The Wellness Lounge isn’t the first time the Rose Medical Center has rolled out a service designed to prevent burnout. Last October, registered nurse and dancer Tara Rynders launched an immersive performance series called First, Do No Harm, which shepherded audience members through the hospital, allowing them to see the empathy nurses at Rose pour into their work. “I wanted to bring awareness to compassion fatigue and nursing burnout,” says Rynders.
This blossomed into a project Rynders calls “The Clinic,” which uses art to help nurses connect more deeply with patients. In one exercise, a nurse and patient make contour line drawings of one another’s faces when they first meet, never lifting their pens. Rynder says the results are typically hilariously Picasso-esque. “They usually laugh and hang up the two drawings in the room,” she says. “The patient can look back on that as a connective moment that they shared with their nurse that was fun, silly, and easy.”
Members of the Wellness Committee hope the new lounge will have a similar effect at Rose Medical Center. The plan certainly seems promising. Though funded entirely by the hospital, Progressive Health Center, a local nonprofit helping doctors take a more holistic approach to healing, worked with the committee to form a complete body (and mind) wellness plan. Part of this plan is having a health coach on site for 40 hours each week, including some nighttime and weekend hours (because a hospital is a 24/7 workplace, says Wagner). Reitsema actually tried the health coaching services last year, while the committee was designing the lounge. “I get overwhelmed with all my different responsibilities between work and home, but health coaching helped me prioritize and set reasonable goals,” she says. “With that support, my satisfaction with life and work sky-rocketed. It was the best thing I did for myself in 2018.”
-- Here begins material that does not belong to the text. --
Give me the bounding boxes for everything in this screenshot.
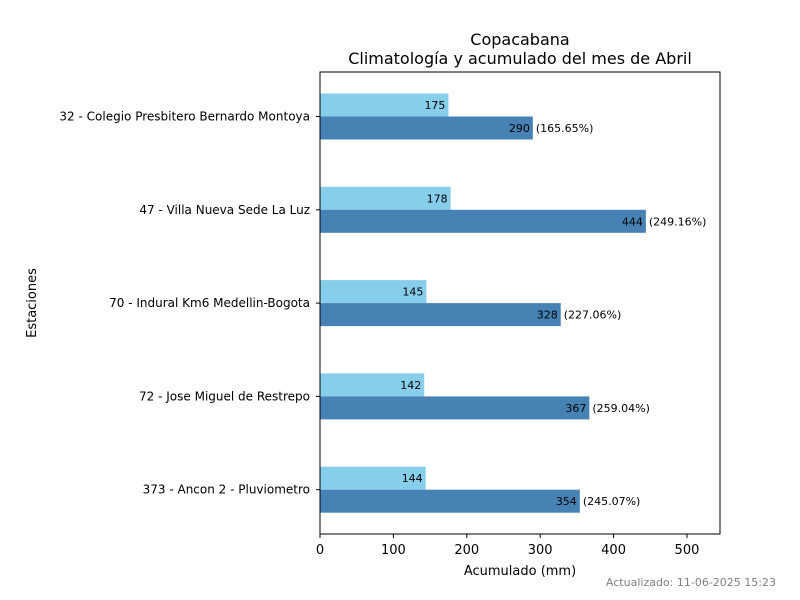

While more extensive acupuncture, massage, and health coaching sessions won’t be completely free, the entire hospital staff, including surgeons, administrators, and members of the cleaning crew, will have access to complimentary yoga classes, massage workshops, aromatherapy, and, of course, the chairs. “The lounge has so many offerings,” says Reitsema. “So whether it’s massage therapy, acupuncture, aromatherapy, or just a place to come shut your brain off, it has something for everyone.”